Остается только расхохотаться, безрадостно и без голоса; не понимаешь, снова не понимаешь, да, Цансэ? Как легко, как хорошо знать свободу.

Струны качаются под рукой, плавно, как колыбель. Как лодка на вольных водах.

«Разве это не означает… выбор?»

У той, кто стала госпожой Лань, перехватывает горло.

«Наверное?» Неожиданная робость слышится в этом; видится — как живой! — недоуменно-любопытствующий наклон головы. «Я хотела бы и сына, и дочку — но с двумя детьми жить в дороге тяжелей, чем с одним, а где-то осесть мы все ещё не могли. Не хотели опускаться до угроз, если уже решили однажды не умножать обиду.»

И как объяснить ей?..

Первого ребенка она оставила вместе с жизнью, положившись на обещание; второй — был несбывшейся надеждой спастись из клетки, хотя бы расширить ее пределы.

Или частично сбывшейся, это как посмотреть. Ведь теперь она может говорить с той, по кому так зло тосковала. Хоть и — безнадежно, бессильно и бессмысленно — поздно.

Непослушными, деревянными пальцами она играет это, как может.

У ветра, говорящего с ней голосом Цансэ, не находится слов в ответ. Слишком чуждо это — собственное тело как что-то, чем не можешь обладать до конца, что превращаешь, ненавидя себя, в предмет торга — для той, кто, танцуя, спустилась с гор.

Вот почему так влекло ее к Цансэ, с самого начала. Вот почему отторгало прочь, относило на иной, кривой путь — как подводным течением.

Но ветер всё равно ерошит ей волосы, гладит плечи.
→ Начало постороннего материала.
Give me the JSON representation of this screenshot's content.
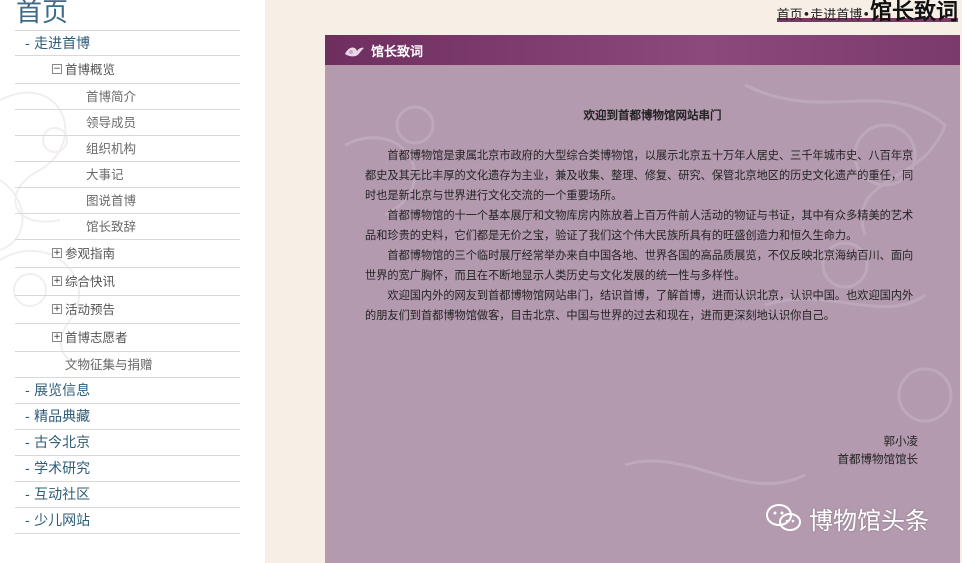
{
  "sidebar": {
    "home_title": "首页",
    "main_items": {
      "intro": "- 走进首博",
      "exhibition": "- 展览信息",
      "collection": "- 精品典藏",
      "beijing": "- 古今北京",
      "research": "- 学术研究",
      "community": "- 互动社区",
      "kids": "- 少儿网站"
    },
    "overview": {
      "toggle": "−",
      "label": "首博概览"
    },
    "overview_items": [
      "首博简介",
      "领导成员",
      "组织机构",
      "大事记",
      "图说首博",
      "馆长致辞"
    ],
    "collapsed": [
      {
        "toggle": "+",
        "label": "参观指南"
      },
      {
        "toggle": "+",
        "label": "综合快讯"
      },
      {
        "toggle": "+",
        "label": "活动预告"
      },
      {
        "toggle": "+",
        "label": "首博志愿者"
      }
    ],
    "donation": "文物征集与捐赠"
  },
  "breadcrumb": {
    "home": "首页",
    "sep1": "•",
    "section": "走进首博",
    "sep2": "•",
    "current": "馆长致词"
  },
  "panel": {
    "title": "馆长致词",
    "welcome": "欢迎到首都博物馆网站串门",
    "paragraphs": [
      "首都博物馆是隶属北京市政府的大型综合类博物馆，以展示北京五十万年人居史、三千年城市史、八百年京都史及其无比丰厚的文化遗存为主业，兼及收集、整理、修复、研究、保管北京地区的历史文化遗产的重任，同时也是新北京与世界进行文化交流的一个重要场所。",
      "首都博物馆的十一个基本展厅和文物库房内陈放着上百万件前人活动的物证与书证，其中有众多精美的艺术品和珍贵的史料，它们都是无价之宝，验证了我们这个伟大民族所具有的旺盛创造力和恒久生命力。",
      "首都博物馆的三个临时展厅经常举办来自中国各地、世界各国的高品质展览，不仅反映北京海纳百川、面向世界的宽广胸怀，而且在不断地显示人类历史与文化发展的统一性与多样性。",
      "欢迎国内外的网友到首都博物馆网站串门，结识首博，了解首博，进而认识北京，认识中国。也欢迎国内外的朋友们到首都博物馆做客，目击北京、中国与世界的过去和现在，进而更深刻地认识你自己。"
    ],
    "signature_name": "郭小凌",
    "signature_title": "首都博物馆馆长"
  },
  "watermark": {
    "text": "博物馆头条",
    "icon": "wechat-icon"
  },
  "colors": {
    "header": "#7b3a66",
    "panel": "#b39aaf",
    "page": "#f7efe6",
    "link": "#2f5d78"
  }
}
«Тебе жаль, что ты стала матерью?»

— Нет. Что матерью — нет.

О чем она сожалеет на самом деле — останется при ней. Пусть Цансэ думает, что хочет. Она даже перед мужем не смогла себя заставить оправдываться. Здесь — и подавно.

— Хотя мой супруг и сделал их обоих почти сиротами. Но пусть они смотрят на меня. Пускай слушают.

Она знает: это звучит почти безразлично. Но силы уже выпиты из нее.

«В материнстве свои тревоги и печали, но я рада, что родила А-Ина. Даже если всё обернулось вот так. Я с радостью представила бы его тебе.»

У Цансэ тоже был сын, не дочь. Значит, и этой части мечты не суждено сбыться.

— И почему тогда ты не пришла к нему?

«Он не услышит. Я не успела его научить. Этому — не успела». И, после томительной паузы: «И я ведь обещала найти тебя. Поговорить снова. Хотя бы раз».

Незаконченное дело.

Неисполненный долг.

Сожаление.

Даже заклинателей этот груз способен удержать в мире.

Запястье пронзает судорога, пронзительно-белая, как облака Гусу. Край неба туманится перед взглядом; запоздало приходит понимание, что от слёз.

— Я еще вернусь, — она шепчет струнам, не размыкая губ. — Завтра.

***

…Поворот на зиму чувствовался с каждым днем острее. Закат горчил, подкрадывался чуть раньше. Но в подступающих сумерках она подхватывала инструмент, как ребенка — того, кого смогла хоть немного подержать на руках. Выходила в сад и садилась слушать и говорить, окружив себя невидимым куполом — на половину часа ее хватало.

Почти три месяца.

Два визита ее детей.

Один визит ее мужа. («Брат сказал мне войти к тебе» — теперь уже не глядя в глаза, дыша трусостью).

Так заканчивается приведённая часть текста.